Ainda assim, Gaza não foi mencionada. Parecia que o genocídio que estava ocorrendo lá estava desaparecendo no nevoeiro.

“Estou preocupado que a mensagem do nosso protesto esteja se perdendo”, disse-me o estudante suspenso enquanto falávamos no saguão. “Todo mundo está falando sobre liberdade acadêmica e repressão policial em vez disso.”

De fato, não só o protesto contra a onda patológica de assassinatos de Israel na Palestina e sobre a Cisjordânia está sendo abafado neste debate, como também as demandas dos manifestantes estudantis, então deixe-me reiterá-los aqui:

Que a Colômbia despoja de todos os investimentos que lucram com a ocupação e o bombardeio da Palestina por Israel.

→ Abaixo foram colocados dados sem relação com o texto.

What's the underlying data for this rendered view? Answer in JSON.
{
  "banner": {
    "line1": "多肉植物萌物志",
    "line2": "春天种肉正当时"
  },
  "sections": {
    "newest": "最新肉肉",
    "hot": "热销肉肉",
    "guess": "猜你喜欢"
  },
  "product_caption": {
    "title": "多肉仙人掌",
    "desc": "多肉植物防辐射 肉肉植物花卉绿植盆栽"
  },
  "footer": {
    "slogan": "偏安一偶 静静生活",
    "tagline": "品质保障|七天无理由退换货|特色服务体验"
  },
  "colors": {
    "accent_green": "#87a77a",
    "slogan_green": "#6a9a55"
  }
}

Que a Columbia se deslove laços acadêmicos com seus programas em Tel Aviv e outras universidades israelenses.

Que o policiamento do campus seja interrompido imediatamente.

Que a universidade libere uma declaração pedindo um cessar-fogo em Gaza.

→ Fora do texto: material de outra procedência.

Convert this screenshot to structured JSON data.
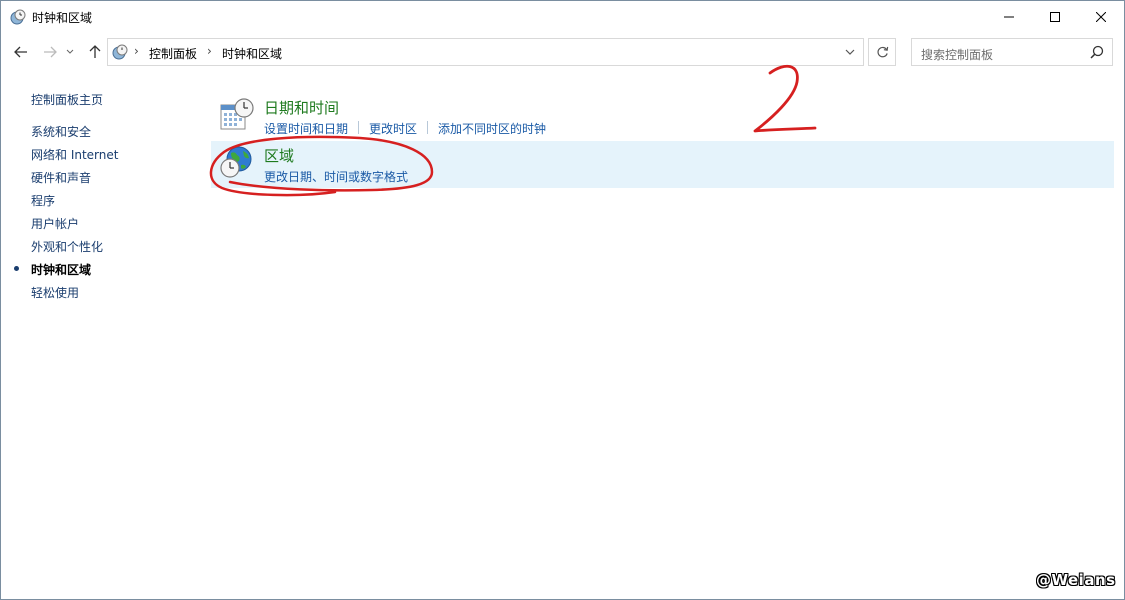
{
  "window": {
    "title": "时钟和区域"
  },
  "nav": {
    "back_icon": "arrow-left-icon",
    "forward_icon": "arrow-right-icon",
    "recent_icon": "chevron-down-icon",
    "up_icon": "arrow-up-icon"
  },
  "address": {
    "crumbs": [
      "控制面板",
      "时钟和区域"
    ]
  },
  "search": {
    "placeholder": "搜索控制面板"
  },
  "sidebar": {
    "home": "控制面板主页",
    "items": [
      {
        "label": "系统和安全",
        "current": false
      },
      {
        "label": "网络和 Internet",
        "current": false
      },
      {
        "label": "硬件和声音",
        "current": false
      },
      {
        "label": "程序",
        "current": false
      },
      {
        "label": "用户帐户",
        "current": false
      },
      {
        "label": "外观和个性化",
        "current": false
      },
      {
        "label": "时钟和区域",
        "current": true
      },
      {
        "label": "轻松使用",
        "current": false
      }
    ]
  },
  "categories": [
    {
      "title": "日期和时间",
      "icon": "calendar-clock-icon",
      "links": [
        "设置时间和日期",
        "更改时区",
        "添加不同时区的时钟"
      ]
    },
    {
      "title": "区域",
      "icon": "globe-clock-icon",
      "links": [
        "更改日期、时间或数字格式"
      ]
    }
  ],
  "annotation": {
    "step_number": "2",
    "color": "#d62020"
  },
  "watermark": "@Weians",
  "colors": {
    "link": "#1a5aa6",
    "category_title": "#1e7a1e",
    "highlight": "#e5f3fb"
  }
}
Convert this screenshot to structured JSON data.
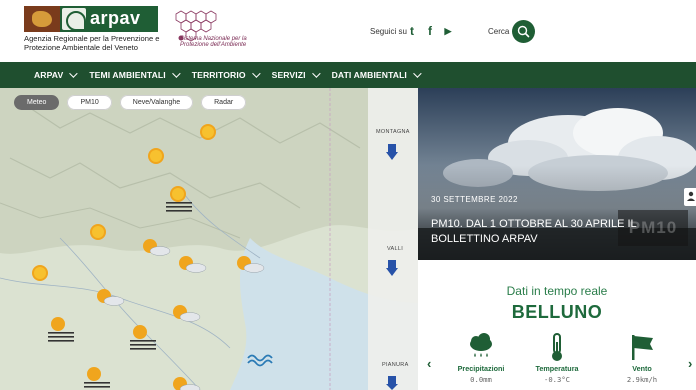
{
  "header": {
    "logo_text": "arpav",
    "agency_name": "Agenzia Regionale per la Prevenzione e Protezione Ambientale del Veneto",
    "snpa_text": "Sistema Nazionale per la Protezione dell'Ambiente",
    "follow_label": "Seguici su",
    "social": [
      {
        "name": "twitter-icon",
        "glyph": "t"
      },
      {
        "name": "facebook-icon",
        "glyph": "f"
      },
      {
        "name": "youtube-icon",
        "glyph": "▶"
      }
    ],
    "search_label": "Cerca"
  },
  "nav": {
    "items": [
      {
        "label": "ARPAV"
      },
      {
        "label": "TEMI AMBIENTALI"
      },
      {
        "label": "TERRITORIO"
      },
      {
        "label": "SERVIZI"
      },
      {
        "label": "DATI AMBIENTALI"
      }
    ]
  },
  "map": {
    "tabs": [
      {
        "label": "Meteo",
        "active": true
      },
      {
        "label": "PM10",
        "active": false
      },
      {
        "label": "Neve/Valanghe",
        "active": false
      },
      {
        "label": "Radar",
        "active": false
      }
    ],
    "labels": [
      "MONTAGNA",
      "VALLI",
      "PIANURA"
    ]
  },
  "hero": {
    "date": "30 SETTEMBRE 2022",
    "title": "PM10. DAL 1 OTTOBRE AL 30 APRILE IL BOLLETTINO ARPAV",
    "watermark": "PM10"
  },
  "realtime": {
    "title": "Dati in tempo reale",
    "city": "BELLUNO",
    "metrics": [
      {
        "label": "Precipitazioni",
        "value": "0.0mm"
      },
      {
        "label": "Temperatura",
        "value": "-0.3°C"
      },
      {
        "label": "Vento",
        "value": "2.9km/h"
      }
    ]
  },
  "colors": {
    "brand_green": "#1f5e35",
    "nav_green": "#1f4f2f",
    "sea": "#cfe1ea"
  }
}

Outro dia, na estação de rádio pública nacional de Nova York, WNYC, ouvi um interlocutor que havia sido um manifestante do campus em 1968 dizer algo como: “É engraçado como os manifestantes de 50 anos atrás estão sempre certos, mas os manifestantes de hoje estão sempre errados”. As pessoas que se manifestaram pelos direitos civis foram demonizadas, espancadas, até assassinadas, mas estavam certas, apontou, assim como as pessoas que se manifestaram contra a Guerra do Vietnã. (Eu diria o mesmo para aqueles que protestaram contra a Guerra do Iraque e pelos movimentos MeToo e Black Lives Matter.)

Um dia, os estudantes que protestam contra o genocídio em Gaza e a perseguição aos palestinos hoje também serão vistos como do lado certo. A história vai provar isso. Até lá, voltemos a discussão para onde ela pertence: o fim da guerra contra Gaza.

Nota final: Este artigo foi escrito antes que o presidente e os curadores de Columbia convocassem a polícia de choque na noite de 30 de abril, contra o conselho de muitos professores, para prender os estudantes no acampamento, bem como aqueles que ocuparam o Hamilton Hall. Vídeos mostram considerável violência policial contra os estudantes. O que acontece a seguir continua a ser visto.

Esta peça apareceu pela primeira vez em TomDispatch.

Helen Benedict, que é professora de jornalismo na Universidade de Columbia e autora mais recentemente do romance The Good Deed, escreve sobre guerra e refugiados há mais de uma década. Recebedor do PEN Jean Stein Grant 2021 para a História Oral Literária e a Ida B. Prêmio Wells de Bravura em Jornalismo, ela também escreveu outros 13 livros de ficção e não-ficção.